A year ago, there was appetite, but not clarity. Everyone was interested in AI, but few had a real use case with provable ROI.
Then something clicked. We stopped thinking about AI in terms of front-line chat. We looked at business process. Where were our people under-informed? Where was dense data available but underutilized?
That’s where the real opportunity emerged: contextual delivery of the right data, at the right time, in the right texture—so that people can make better decisions, in the moment.
With so much noise in the AI space, what should CX leaders focus on?
You’ve got to pick a valuable lane and go deep.
For us, that meant less focus on chat or conversation automation, and more on:
- Presenting data with context
- Improving decision-making
- Driving better business outcomes
We also think there’s a fraud use case hiding in here that we haven’t quite unlocked—but it’s coming.
How does Zingtree’s logic and control philosophy align with your AI strategy?
Zingtree’s model fits us perfectly.
In the past, our guardrails lived in people’s heads. Now, we can define them inside a tool and present them consistently to:
- Associates
- Vendors
- Customers
And now with AI, Zingtree gives us control over:
- Our own OpenAI enterprise license
- Our own prompt engineering
- Our own data boundaries
We can even wall off the AI, keeping it within our systems so it doesn’t hallucinate or go rogue.
What was the first big manual process you hoped to automate with Zingtree AI?
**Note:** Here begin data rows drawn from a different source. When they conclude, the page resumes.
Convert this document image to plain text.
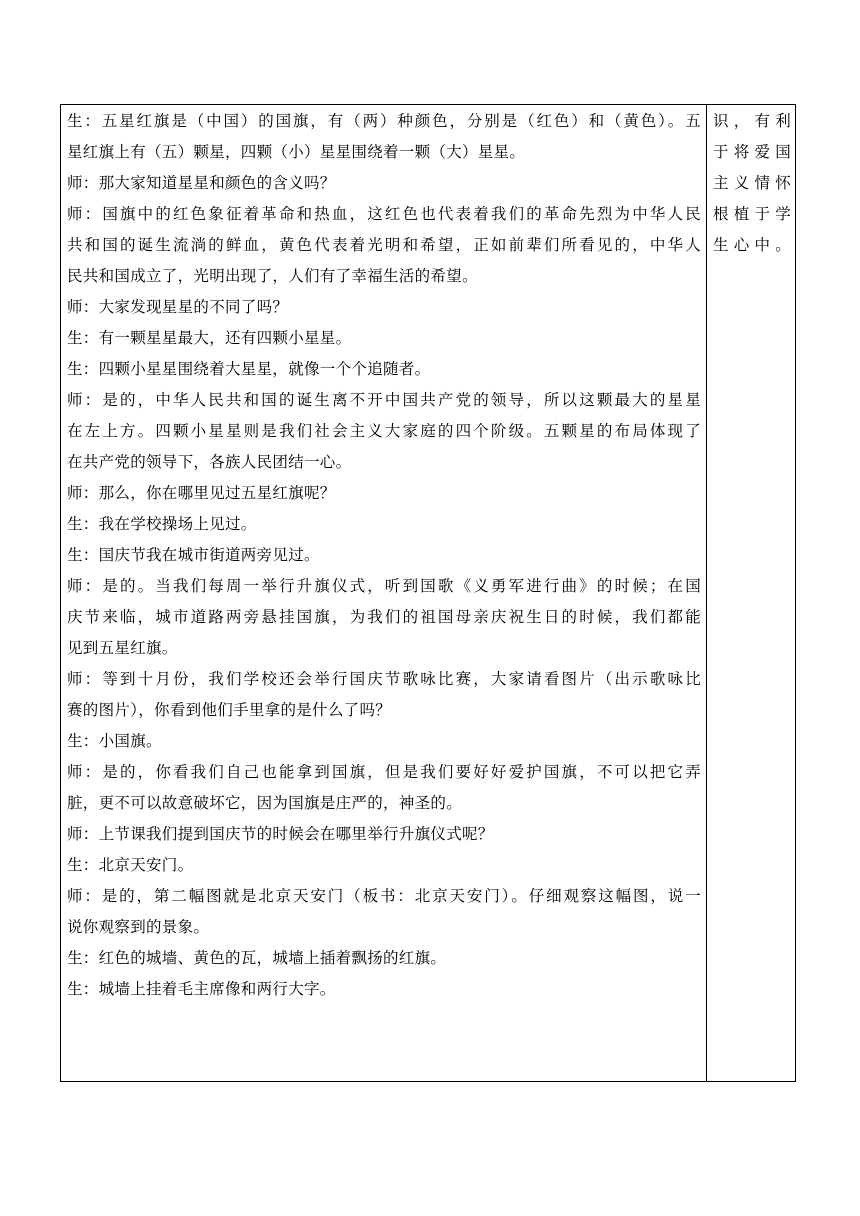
生：五星红旗是（中国）的国旗，有（两）种颜色，分别是（红色）和（黄色）。五
星红旗上有（五）颗星，四颗（小）星星围绕着一颗（大）星星。
师：那大家知道星星和颜色的含义吗？
师：国旗中的红色象征着革命和热血，这红色也代表着我们的革命先烈为中华人民
共和国的诞生流淌的鲜血，黄色代表着光明和希望，正如前辈们所看见的，中华人
民共和国成立了，光明出现了，人们有了幸福生活的希望。
师：大家发现星星的不同了吗？
生：有一颗星星最大，还有四颗小星星。
生：四颗小星星围绕着大星星，就像一个个追随者。
师：是的，中华人民共和国的诞生离不开中国共产党的领导，所以这颗最大的星星
在左上方。四颗小星星则是我们社会主义大家庭的四个阶级。五颗星的布局体现了
在共产党的领导下，各族人民团结一心。
师：那么，你在哪里见过五星红旗呢？
生：我在学校操场上见过。
生：国庆节我在城市街道两旁见过。
师：是的。当我们每周一举行升旗仪式，听到国歌《义勇军进行曲》的时候；在国
庆节来临，城市道路两旁悬挂国旗，为我们的祖国母亲庆祝生日的时候，我们都能
见到五星红旗。
师：等到十月份，我们学校还会举行国庆节歌咏比赛，大家请看图片（出示歌咏比
赛的图片），你看到他们手里拿的是什么了吗？
生：小国旗。
师：是的，你看我们自己也能拿到国旗，但是我们要好好爱护国旗，不可以把它弄
脏，更不可以故意破坏它，因为国旗是庄严的，神圣的。
师：上节课我们提到国庆节的时候会在哪里举行升旗仪式呢？
生：北京天安门。
师：是的，第二幅图就是北京天安门（板书：北京天安门）。仔细观察这幅图，说一
说你观察到的景象。
生：红色的城墙、黄色的瓦，城墙上插着飘扬的红旗。
生：城墙上挂着毛主席像和两行大字。
识，有利
于将爱国
主义情怀
根植于学
生心中。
We wanted to eliminate the need for manual analysis across multiple systems. Our associates had to:
- Pull data from 2–3 platforms
- Drop it into a spreadsheet
- Run pivot tables
- Analyze trends
Now, we’re bringing that broader transactional view directly to the desktop—without making our people do all that heavy lifting.
What metrics do you expect to improve with AI Actions?
The obvious ones:
- Handle time
- Speed to resolution
- Agent satisfaction
But the real value is in:
- Better outcomes
- Less risk
- More value to customers
If I’m in front of execs, that’s what I’m showing: AI as a driver of strategic value—not just tactical efficiency.
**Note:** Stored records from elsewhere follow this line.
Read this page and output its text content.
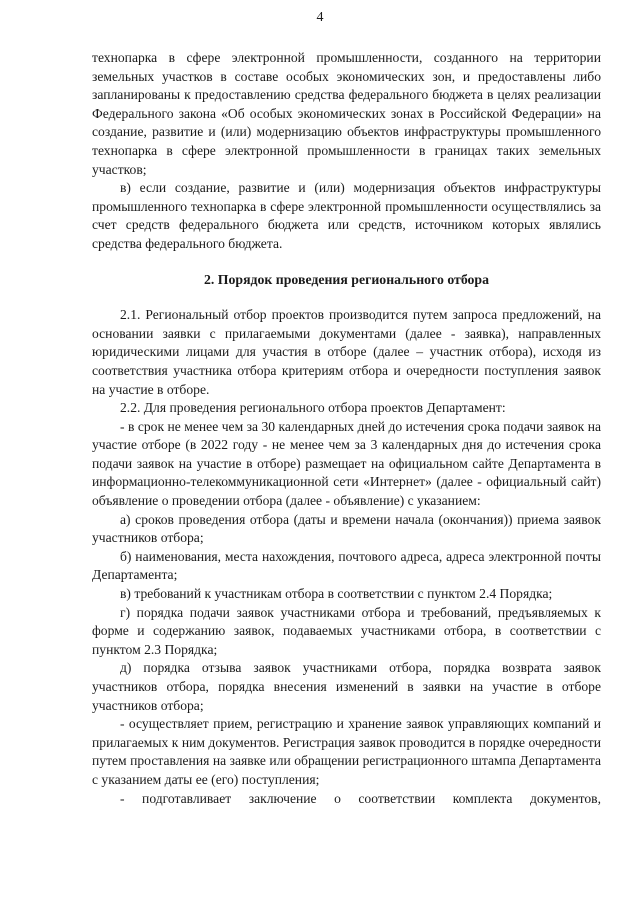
4

технопарка в сфере электронной промышленности, созданного на территории земельных участков в составе особых экономических зон, и предоставлены либо запланированы к предоставлению средства федерального бюджета в целях реализации Федерального закона «Об особых экономических зонах в Российской Федерации» на создание, развитие и (или) модернизацию объектов инфраструктуры промышленного технопарка в сфере электронной промышленности в границах таких земельных участков;

в) если создание, развитие и (или) модернизация объектов инфраструктуры промышленного технопарка в сфере электронной промышленности осуществлялись за счет средств федерального бюджета или средств, источником которых являлись средства федерального бюджета.

2. Порядок проведения регионального отбора

2.1. Региональный отбор проектов производится путем запроса предложений, на основании заявки с прилагаемыми документами (далее - заявка), направленных юридическими лицами для участия в отборе (далее – участник отбора), исходя из соответствия участника отбора критериям отбора и очередности поступления заявок на участие в отборе.

2.2. Для проведения регионального отбора проектов Департамент:

- в срок не менее чем за 30 календарных дней до истечения срока подачи заявок на участие отборе (в 2022 году - не менее чем за 3 календарных дня до истечения срока подачи заявок на участие в отборе) размещает на официальном сайте Департамента в информационно-телекоммуникационной сети «Интернет» (далее - официальный сайт) объявление о проведении отбора (далее - объявление) с указанием:

а) сроков проведения отбора (даты и времени начала (окончания)) приема заявок участников отбора;

б) наименования, места нахождения, почтового адреса, адреса электронной почты Департамента;

в) требований к участникам отбора в соответствии с пунктом 2.4 Порядка;

г) порядка подачи заявок участниками отбора и требований, предъявляемых к форме и содержанию заявок, подаваемых участниками отбора, в соответствии с пунктом 2.3 Порядка;

д) порядка отзыва заявок участниками отбора, порядка возврата заявок участников отбора, порядка внесения изменений в заявки на участие в отборе участников отбора;

- осуществляет прием, регистрацию и хранение заявок управляющих компаний и прилагаемых к ним документов. Регистрация заявок проводится в порядке очередности путем проставления на заявке или обращении регистрационного штампа Департамента с указанием даты ее (его) поступления;

- подготавливает заключение о соответствии комплекта документов,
What’s next for AI at Corpay?
We’ll keep expanding:
- More agent assist tools
- More customer-facing flows
- More textual delivery of insights
But where I see real untapped value is in putting AI in front of Sales. Right now, Sales doesn’t have servicing tools—and that’s by design. But imagine equipping Sales with the same depth of insight our CX teams get, just framed for their conversations. We’re not there yet—but we will be.
How do you see Zingtree’s logic layer working with LLMs?
It’s use case-specific. But our approach is:
- Challenge every process step.
- Ask: Is this step informed? Are we missing edge cases?
- Use AI to surface nuance without overwhelming the interface.
Zingtree’s logic layer lets us keep the front-end clean while using AI to make the backend smarter.
Where do you not want AI making decisions?
External-facing AI still worries me. At least until we get strong guardrails in place.
If a use case is low-risk, maybe you take a chance. But for anything high-stakes? You better have guardrails and business rules in place—or don’t do it.
Right now, we’re focused on AI for internal users. That’s where we can add the most value safely—by informing smart, capable people with deeper, better data.